Lawmakers say they hope legislation will increase constituents’ treatment options

HARRISBURG — As the opioid and heroin crisis continues across the commonwealth, House Health Committee members on Wednesday unanimously passed a package of opioid measures they hope will expand constituents’ treatment options.

“I think we need to have as many options as possible to address this very, very troubling trend of increased opioid deaths every year. We’re about to hear it’s gotten even worse,­” said Rep. Matthew Baker, R-Bradford, majority chairman of the committee.

The first of the three bills, House Bill 118, introduced by Rep. Aaron Kaufer, R-Luzerne, would allow health care facilities licensed by the state Department of Health to apply to convert medical beds to detoxification beds for patients seeking treatment for drug addiction.

Under current law, facilities, including hospitals, interested in converting their medical beds are subject to a second health and safety inspection by the Department of Drug and Alcohol Programs. The bill would remove that provision.

Kaufer, in seeking support for his bill, reflected on an incident with a constituent who brought her son to his office on a Friday afternoon in search of treatment for his heroin addiction.

After many calls to government agencies, Kaufer and the mother were told a detox bed wouldn’t be available for the man until Monday, a distressing response for the mother.

Kaufer says his bill will address scenarios like that by increasing the number of detox beds available.
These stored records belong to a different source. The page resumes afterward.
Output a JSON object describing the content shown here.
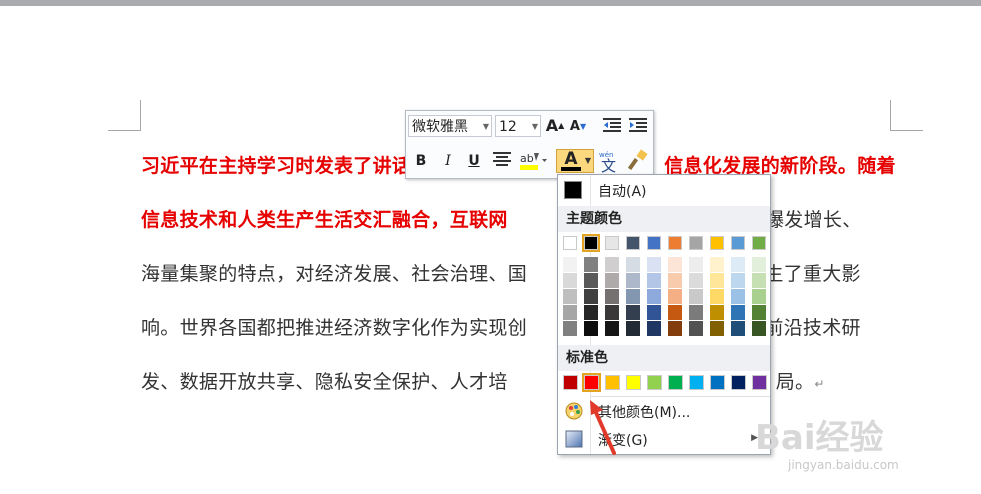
{
  "document": {
    "lines": [
      {
        "segments": [
          {
            "text": "习近平在主持学习时发表了讲话",
            "red": true
          },
          {
            "text": "信息化发展的新阶段。随着",
            "red": true
          }
        ]
      },
      {
        "segments": [
          {
            "text": "信息技术和人类生产生活交汇融合，互联网",
            "red": true
          },
          {
            "text": "现爆发增长、",
            "red": false
          }
        ]
      },
      {
        "segments": [
          {
            "text": "海量集聚的特点，对经济发展、社会治理、国",
            "red": false
          },
          {
            "text": "产生了重大影",
            "red": false
          }
        ]
      },
      {
        "segments": [
          {
            "text": "响。世界各国都把推进经济数字化作为实现创",
            "red": false
          },
          {
            "text": "在前沿技术研",
            "red": false
          }
        ]
      },
      {
        "segments": [
          {
            "text": "发、数据开放共享、隐私安全保护、人才培",
            "red": false
          },
          {
            "text": "局。",
            "red": false
          }
        ]
      }
    ],
    "paragraph_mark": "↵"
  },
  "mini_toolbar": {
    "font_name": "微软雅黑",
    "font_size": "12",
    "grow_font": "A",
    "shrink_font": "A",
    "bold": "B",
    "italic": "I",
    "underline": "U",
    "font_color_glyph": "A",
    "format_painter_label": "wén",
    "phonetic_char": "文"
  },
  "color_panel": {
    "automatic_label": "自动(A)",
    "theme_colors_label": "主题颜色",
    "standard_colors_label": "标准色",
    "more_colors_label": "其他颜色(M)...",
    "gradient_label": "渐变(G)",
    "theme_top_row": [
      "#ffffff",
      "#000000",
      "#eeece1",
      "#1f497d",
      "#4f81bd",
      "#c0504d",
      "#9bbb59",
      "#8064a2",
      "#4bacc6",
      "#f79646"
    ],
    "theme_columns": [
      [
        "#f2f2f2",
        "#d8d8d8",
        "#bfbfbf",
        "#a5a5a5",
        "#7f7f7f"
      ],
      [
        "#7f7f7f",
        "#595959",
        "#3f3f3f",
        "#262626",
        "#0c0c0c"
      ],
      [
        "#dddddd",
        "#c4c4c4",
        "#a8a8a8",
        "#7f7f7f",
        "#595959"
      ],
      [
        "#c6d9f0",
        "#8db3e2",
        "#548dd4",
        "#17365d",
        "#0f243e"
      ],
      [
        "#dbe5f1",
        "#b8cce4",
        "#95b3d7",
        "#366092",
        "#244061"
      ],
      [
        "#fdeada",
        "#fbd5b5",
        "#fac08f",
        "#e36c09",
        "#974806"
      ],
      [
        "#f2f2f2",
        "#d8d8d8",
        "#bfbfbf",
        "#7f7f7f",
        "#3f3f3f"
      ],
      [
        "#fff2ca",
        "#ffe694",
        "#ffd965",
        "#bf9000",
        "#7f6000"
      ],
      [
        "#dbeef3",
        "#b7dde8",
        "#92cddc",
        "#31859b",
        "#205867"
      ],
      [
        "#ebf1dd",
        "#d7e3bc",
        "#c3d69b",
        "#76923c",
        "#4f6128"
      ]
    ],
    "theme_top_row_display": [
      "#ffffff",
      "#000000",
      "#e7e6e6",
      "#44546a",
      "#4472c4",
      "#ed7d31",
      "#a5a5a5",
      "#ffc000",
      "#5b9bd5",
      "#70ad47"
    ],
    "standard_colors": [
      "#c00000",
      "#ff0000",
      "#ffc000",
      "#ffff00",
      "#92d050",
      "#00b050",
      "#00b0f0",
      "#0070c0",
      "#002060",
      "#7030a0"
    ],
    "selected_theme_index": 1,
    "selected_standard_index": 1
  },
  "watermark": {
    "logo": "Bai经验",
    "url": "jingyan.baidu.com"
  }
}
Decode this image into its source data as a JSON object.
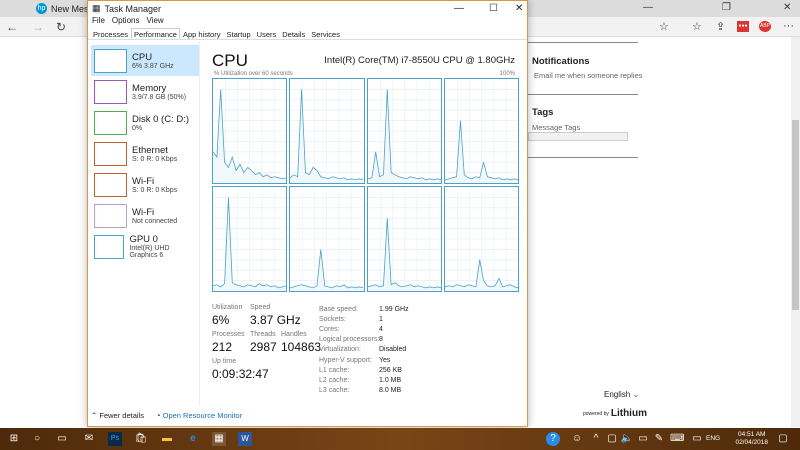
{
  "browser": {
    "tab_title": "New Message",
    "heading_notifications": "Notifications",
    "email_option": "Email me when someone replies",
    "heading_tags": "Tags",
    "tags_label": "Message Tags",
    "language": "English",
    "powered_by": "powered by",
    "brand": "Lithium"
  },
  "taskmgr": {
    "title": "Task Manager",
    "menu": [
      "File",
      "Options",
      "View"
    ],
    "tabs": [
      "Processes",
      "Performance",
      "App history",
      "Startup",
      "Users",
      "Details",
      "Services"
    ],
    "active_tab": 1,
    "sidebar": [
      {
        "name": "CPU",
        "sub": "6% 3.87 GHz",
        "color": "#4ba1c6"
      },
      {
        "name": "Memory",
        "sub": "3.9/7.8 GB (50%)",
        "color": "#9b59b6"
      },
      {
        "name": "Disk 0 (C: D:)",
        "sub": "0%",
        "color": "#4caf50"
      },
      {
        "name": "Ethernet",
        "sub": "S: 0 R: 0 Kbps",
        "color": "#c0622b"
      },
      {
        "name": "Wi-Fi",
        "sub": "S: 0 R: 0 Kbps",
        "color": "#c0622b"
      },
      {
        "name": "Wi-Fi",
        "sub": "Not connected",
        "color": "#c0a0c0"
      },
      {
        "name": "GPU 0",
        "sub": "Intel(R) UHD Graphics 6",
        "color": "#4ba1c6"
      }
    ],
    "main": {
      "title": "CPU",
      "cpu_name": "Intel(R) Core(TM) i7-8550U CPU @ 1.80GHz",
      "graph_label": "% Utilization over 60 seconds",
      "graph_max": "100%",
      "stats": {
        "util_label": "Utilization",
        "util": "6%",
        "speed_label": "Speed",
        "speed": "3.87 GHz",
        "proc_label": "Processes",
        "proc": "212",
        "threads_label": "Threads",
        "threads": "2987",
        "handles_label": "Handles",
        "handles": "104863",
        "uptime_label": "Up time",
        "uptime": "0:09:32:47"
      },
      "details": [
        [
          "Base speed:",
          "1.99 GHz"
        ],
        [
          "Sockets:",
          "1"
        ],
        [
          "Cores:",
          "4"
        ],
        [
          "Logical processors:",
          "8"
        ],
        [
          "Virtualization:",
          "Disabled"
        ],
        [
          "Hyper-V support:",
          "Yes"
        ],
        [
          "L1 cache:",
          "256 KB"
        ],
        [
          "L2 cache:",
          "1.0 MB"
        ],
        [
          "L3 cache:",
          "8.0 MB"
        ]
      ]
    },
    "footer": {
      "fewer": "Fewer details",
      "monitor": "Open Resource Monitor"
    },
    "core_utilization": [
      [
        30,
        25,
        90,
        20,
        15,
        25,
        12,
        18,
        10,
        15,
        12,
        8,
        10,
        6,
        8,
        5,
        6,
        5,
        4,
        5
      ],
      [
        5,
        8,
        6,
        90,
        10,
        8,
        15,
        12,
        6,
        5,
        4,
        6,
        5,
        4,
        5,
        3,
        4,
        3,
        4,
        3
      ],
      [
        4,
        5,
        30,
        6,
        8,
        90,
        10,
        8,
        6,
        5,
        4,
        6,
        5,
        4,
        5,
        3,
        4,
        3,
        4,
        3
      ],
      [
        3,
        4,
        5,
        6,
        60,
        8,
        5,
        4,
        6,
        5,
        20,
        6,
        5,
        4,
        5,
        3,
        4,
        3,
        4,
        3
      ],
      [
        5,
        6,
        4,
        7,
        90,
        8,
        6,
        5,
        4,
        6,
        5,
        4,
        7,
        5,
        6,
        4,
        5,
        3,
        4,
        5
      ],
      [
        3,
        4,
        5,
        6,
        5,
        4,
        3,
        5,
        40,
        5,
        4,
        3,
        5,
        4,
        6,
        3,
        4,
        3,
        4,
        3
      ],
      [
        4,
        5,
        6,
        4,
        5,
        70,
        6,
        8,
        5,
        4,
        5,
        6,
        4,
        5,
        4,
        3,
        4,
        3,
        4,
        3
      ],
      [
        4,
        5,
        4,
        6,
        5,
        4,
        6,
        5,
        4,
        30,
        10,
        5,
        4,
        5,
        12,
        4,
        5,
        6,
        4,
        3
      ]
    ]
  },
  "taskbar": {
    "time": "04:51 AM",
    "date": "02/04/2018",
    "lang": "ENG"
  }
}
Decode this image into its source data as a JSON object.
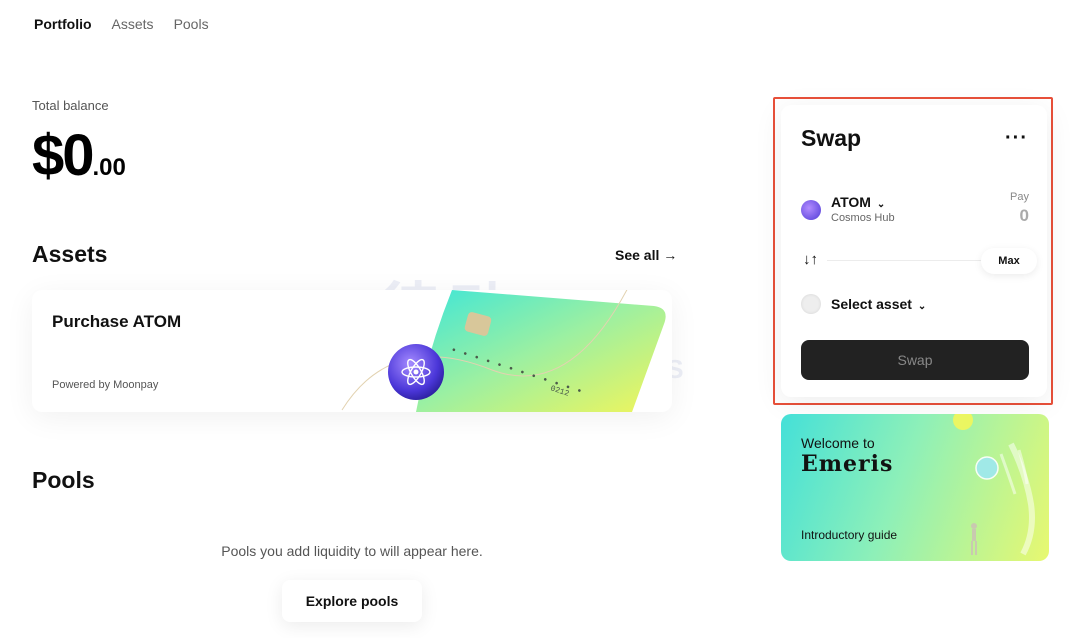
{
  "nav": {
    "items": [
      {
        "label": "Portfolio",
        "active": true
      },
      {
        "label": "Assets",
        "active": false
      },
      {
        "label": "Pools",
        "active": false
      }
    ]
  },
  "balance": {
    "label": "Total balance",
    "integer": "$0",
    "decimals": ".00"
  },
  "assets": {
    "title": "Assets",
    "see_all": "See all →",
    "purchase_card": {
      "title": "Purchase ATOM",
      "powered_by": "Powered by Moonpay",
      "card_number": "0212"
    }
  },
  "watermark": {
    "cn": "律动",
    "en": "BLOCKBEATS"
  },
  "pools": {
    "title": "Pools",
    "empty_text": "Pools you add liquidity to will appear here.",
    "explore_label": "Explore pools"
  },
  "swap": {
    "title": "Swap",
    "more_label": "···",
    "from_asset": {
      "symbol": "ATOM",
      "chain": "Cosmos Hub"
    },
    "pay_label": "Pay",
    "pay_value": "0",
    "direction_label": "↓↑",
    "max_label": "Max",
    "select_label": "Select asset",
    "swap_label": "Swap"
  },
  "welcome": {
    "line1": "Welcome to",
    "brand": "Emeris",
    "guide": "Introductory guide"
  },
  "colors": {
    "highlight_border": "#e8503a",
    "swap_button_bg": "#222222"
  }
}
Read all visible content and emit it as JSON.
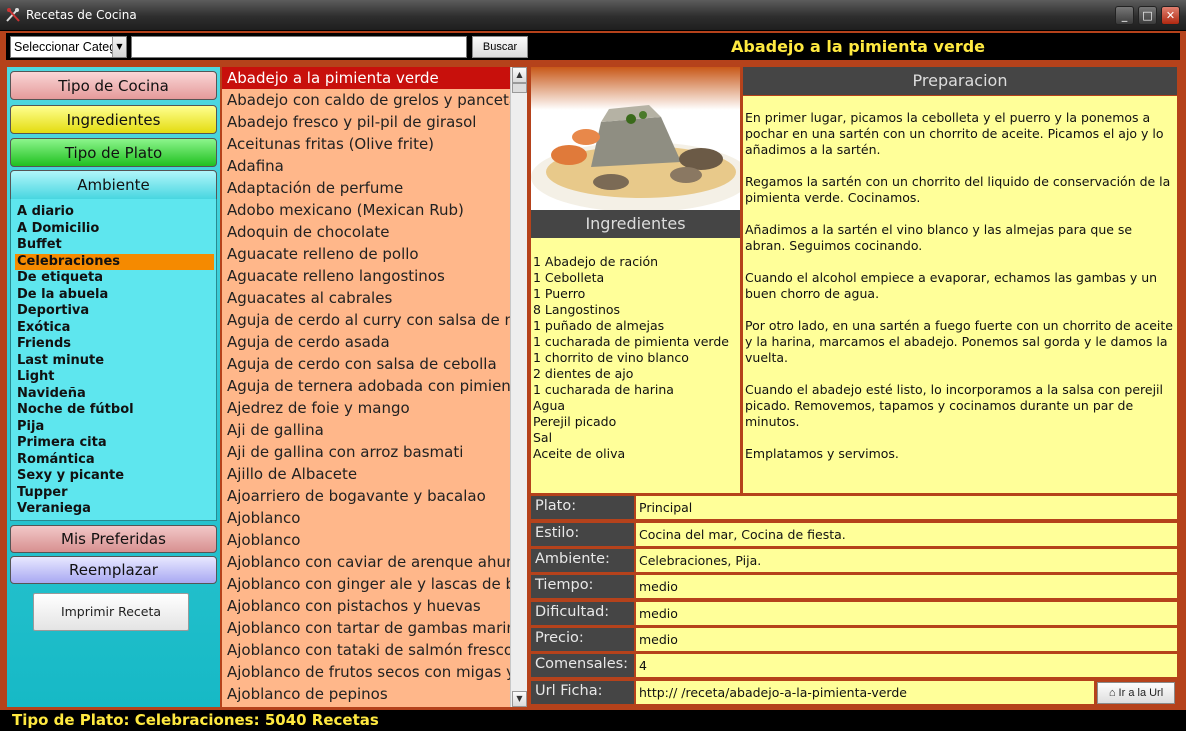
{
  "window": {
    "title": "Recetas de Cocina",
    "minimize": "_",
    "maximize": "□",
    "close": "✕"
  },
  "toolbar": {
    "category_select": "Seleccionar Categoría",
    "search_value": "",
    "search_button": "Buscar",
    "recipe_title": "Abadejo a la pimienta verde"
  },
  "categories": {
    "tipo_cocina": "Tipo de Cocina",
    "ingredientes": "Ingredientes",
    "tipo_plato": "Tipo de Plato",
    "ambiente": "Ambiente",
    "mis_preferidas": "Mis Preferidas",
    "reemplazar": "Reemplazar",
    "print": "Imprimir Receta"
  },
  "ambiente_items": [
    "A diario",
    "A Domicilio",
    "Buffet",
    "Celebraciones",
    "De etiqueta",
    "De la abuela",
    "Deportiva",
    "Exótica",
    "Friends",
    "Last minute",
    "Light",
    "Navideña",
    "Noche de fútbol",
    "Pija",
    "Primera cita",
    "Romántica",
    "Sexy y picante",
    "Tupper",
    "Veraniega"
  ],
  "ambiente_selected": "Celebraciones",
  "recipes": [
    "Abadejo a la pimienta verde",
    "Abadejo con caldo de grelos y panceta",
    "Abadejo fresco y pil-pil de girasol",
    "Aceitunas fritas (Olive frite)",
    "Adafina",
    "Adaptación de perfume",
    "Adobo mexicano (Mexican Rub)",
    "Adoquin de chocolate",
    "Aguacate relleno de pollo",
    "Aguacate relleno langostinos",
    "Aguacates al cabrales",
    "Aguja de cerdo al curry con salsa de mango",
    "Aguja de cerdo asada",
    "Aguja de cerdo con salsa de cebolla",
    "Aguja de ternera adobada con pimientos",
    "Ajedrez de foie y mango",
    "Aji de gallina",
    "Aji de gallina con arroz basmati",
    "Ajillo de Albacete",
    "Ajoarriero de bogavante y bacalao",
    "Ajoblanco",
    "Ajoblanco",
    "Ajoblanco con caviar de arenque ahumado",
    "Ajoblanco con ginger ale y lascas de bacalao",
    "Ajoblanco con pistachos y huevas",
    "Ajoblanco con tartar de gambas marinadas",
    "Ajoblanco con tataki de salmón fresco",
    "Ajoblanco de frutos secos con migas y uvas",
    "Ajoblanco de pepinos"
  ],
  "selected_recipe": "Abadejo a la pimienta verde",
  "ingredients_title": "Ingredientes",
  "ingredients": [
    "1 Abadejo de ración",
    "1 Cebolleta",
    "1 Puerro",
    "8 Langostinos",
    "1 puñado de almejas",
    "1 cucharada de pimienta verde",
    "1 chorrito de vino blanco",
    "2 dientes de ajo",
    "1 cucharada de harina",
    "Agua",
    "Perejil picado",
    "Sal",
    "Aceite de oliva"
  ],
  "preparation_title": "Preparacion",
  "preparation": [
    "En primer lugar, picamos la cebolleta y el puerro y la ponemos a pochar en una sartén con un chorrito de aceite. Picamos el ajo y lo añadimos a la sartén.",
    "Regamos la sartén con un chorrito del liquido de conservación de la pimienta verde. Cocinamos.",
    "Añadimos a la sartén el vino blanco y las almejas para que se abran. Seguimos cocinando.",
    "Cuando el alcohol empiece a evaporar, echamos las gambas y un buen chorro de agua.",
    "Por otro lado, en una sartén a fuego fuerte con un chorrito de aceite y la harina, marcamos el abadejo. Ponemos sal gorda y le damos la vuelta.",
    "Cuando el abadejo esté listo, lo incorporamos a la salsa con perejil picado. Removemos, tapamos y cocinamos durante un par de minutos.",
    "Emplatamos y servimos."
  ],
  "info": [
    {
      "label": "Plato:",
      "value": "Principal"
    },
    {
      "label": "Estilo:",
      "value": "Cocina del mar, Cocina de fiesta."
    },
    {
      "label": "Ambiente:",
      "value": "Celebraciones, Pija."
    },
    {
      "label": "Tiempo:",
      "value": "medio"
    },
    {
      "label": "Dificultad:",
      "value": "medio"
    },
    {
      "label": "Precio:",
      "value": "medio"
    },
    {
      "label": "Comensales:",
      "value": "4"
    },
    {
      "label": "Url Ficha:",
      "value": "http://                    /receta/abadejo-a-la-pimienta-verde"
    }
  ],
  "url_button": "Ir a la Url",
  "status": "Tipo de Plato: Celebraciones: 5040 Recetas",
  "colors": {
    "frame": "#b5421b",
    "list_bg": "#ffb78a",
    "selected": "#c8100c",
    "panel_yellow": "#ffff99",
    "title_yellow": "#ffe940",
    "ambiente_sel": "#f58a00"
  }
}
The committee also approved legislation, House Bill 713, to allow individuals to involuntarily commit a person who has overdosed to a drug treatment program for at least 72 hours.

Specifically, it would amend the Mental Health Procedures Act, which currently permits someone to commit a “severely mentally disabled” individual to medical treatment against his or her will, to include those who suffer from substance use disorder and, subsequently, overdosed. The person must pose a clear and present danger to him or herself or others.

The standard for clear and present danger, which usually relates to suicide attempts or self-mutilation, would change to include “ingesting an amount of drugs as to render himself unconscious or in need of medical treatment to prevent imminent death or serious bodily harm.”

“Family members are really desperate for intervention to try to save their loved ones. And they see this as yet another tool to try to help their loved ones to not die,” said Baker, who sponsored the bill.

Rep. Ed Gainey, D-Allegheny, raised a concern about who would pay for the treatment if individuals don’t want to participate in a program. He mentioned drug treatment advocacy groups have brought similar concerns to him, and asked that the chairman consider those unfunded costs.

The last bill, House Bill 1043, would regulate pain management clinics by requiring them to register with the DOH and to fulfill the department’s standards to receive a license.

A violation of the licensure act would have administrative penalties, as well as criminal penalties for multiple offenses.

Baker hopes it will curb “pill mills” from running rampant in communities and adding to the heroin epidemic.